Avoid Cross- Contamination
Cross-contamination occurs whenever bacteria or other harmful substances are transferred from one food item to another. It often happens whenever juices from raw meat seep onto other foods from shared cutting boards or countertops. To avoid cross-contamination, you should:
- Use different surfaces or areas to prepare meat, poultry, and vegetables.
- Disinfect cutting boards, knives, and other equipment immediately following use.
- Wash hands prior to preparation, and again immediately after touching raw foods.
- Store raw food in a separate area of your refrigerator or freezer.
Cleaning your Kitchen
Another way to prevent the spread of bacteria is to keep your kitchen sparkling clean. In addition to washing hands and dishes, you should:
- Wipe up spills and other messes as you go.
- Use the appropriate disinfecting products to clean counters, stoves, walls, and floors.
- Take out the trash often. Do not allow it to build up.

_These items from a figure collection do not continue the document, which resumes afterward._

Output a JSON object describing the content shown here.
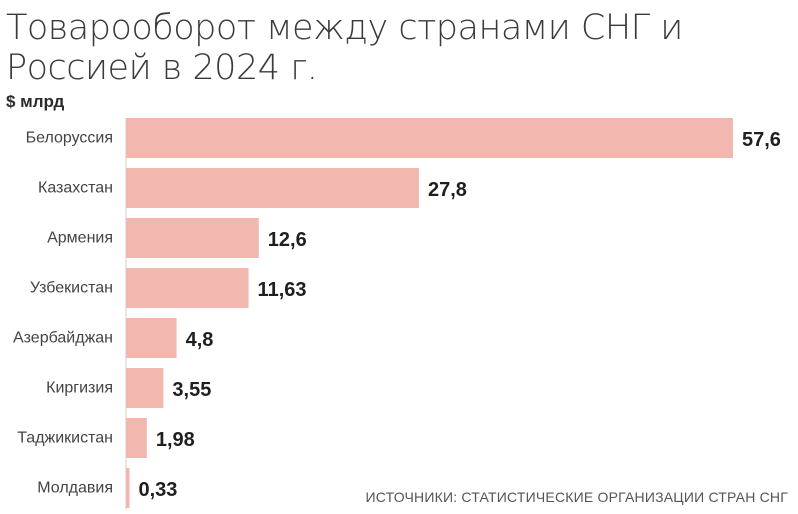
{
  "title": "Товарооборот между странами СНГ и Россией в 2024 г.",
  "unit_label": "$ млрд",
  "source": "ИСТОЧНИКИ: СТАТИСТИЧЕСКИЕ ОРГАНИЗАЦИИ СТРАН СНГ",
  "colors": {
    "bar": "#f2b7ae",
    "axis": "#cfcfcf",
    "label": "#444444",
    "value": "#1f1f1f"
  },
  "chart_data": {
    "type": "bar",
    "orientation": "horizontal",
    "categories": [
      "Белоруссия",
      "Казахстан",
      "Армения",
      "Узбекистан",
      "Азербайджан",
      "Киргизия",
      "Таджикистан",
      "Молдавия"
    ],
    "values": [
      57.6,
      27.8,
      12.6,
      11.63,
      4.8,
      3.55,
      1.98,
      0.33
    ],
    "value_labels": [
      "57,6",
      "27,8",
      "12,6",
      "11,63",
      "4,8",
      "3,55",
      "1,98",
      "0,33"
    ],
    "title": "Товарооборот между странами СНГ и Россией в 2024 г.",
    "xlabel": "",
    "ylabel": "$ млрд",
    "xlim": [
      0,
      57.6
    ],
    "grid": false,
    "legend": "none"
  }
}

When it comes to cleaning, personal hygiene and food hygiene are synonymous. Not only should your employees have good personal hygiene, but they should also wear clean clothing, remove dirt from underneath their fingernails, and use hair and/or beard nets as appropriate.
Chilling Cold Items
Certain foods must be refrigerated at the right temperature in order to preserve them. Eggs, milk, and dairy products should be refrigerated, in addition to prepared salads. Use a thermometer to check the temperature of your refrigerator to ensure it is around 40 degrees Fahrenheit or lower. Have a backup plan in place in the event one or more of your refrigerator units goes down.
When preparing or serving food, limit the amount of time your items are out at room temperature. Surrounding containers with plenty of ice will help keep them cold and maximize the amount of time you can safely leave them out.
Cooking Hot Food
Foods that are not refrigerated must be cooked at the right temperature to kill bacteria. This is especially important when preparing poultry or pork. Beef may be slightly pink in the middle so long as a cut is nearly cooked through and the internal temperature is at least 140 degrees Fahrenheit. However, you may want to insist on cooking steaks to at least 155 degrees in order to reduce the odds of someone getting sick.
It’s not enough to just cook food all the way through, as you must also maintain the right temperature when serving. Hot items should be maintained at between 140 and 165 degrees to ensure their safety.
Good food hygiene is important any time, but is absolutely essential when you are serving members of the public. Implement these good hygiene practices and the odds of you developing a food safety problem will be greatly diminished.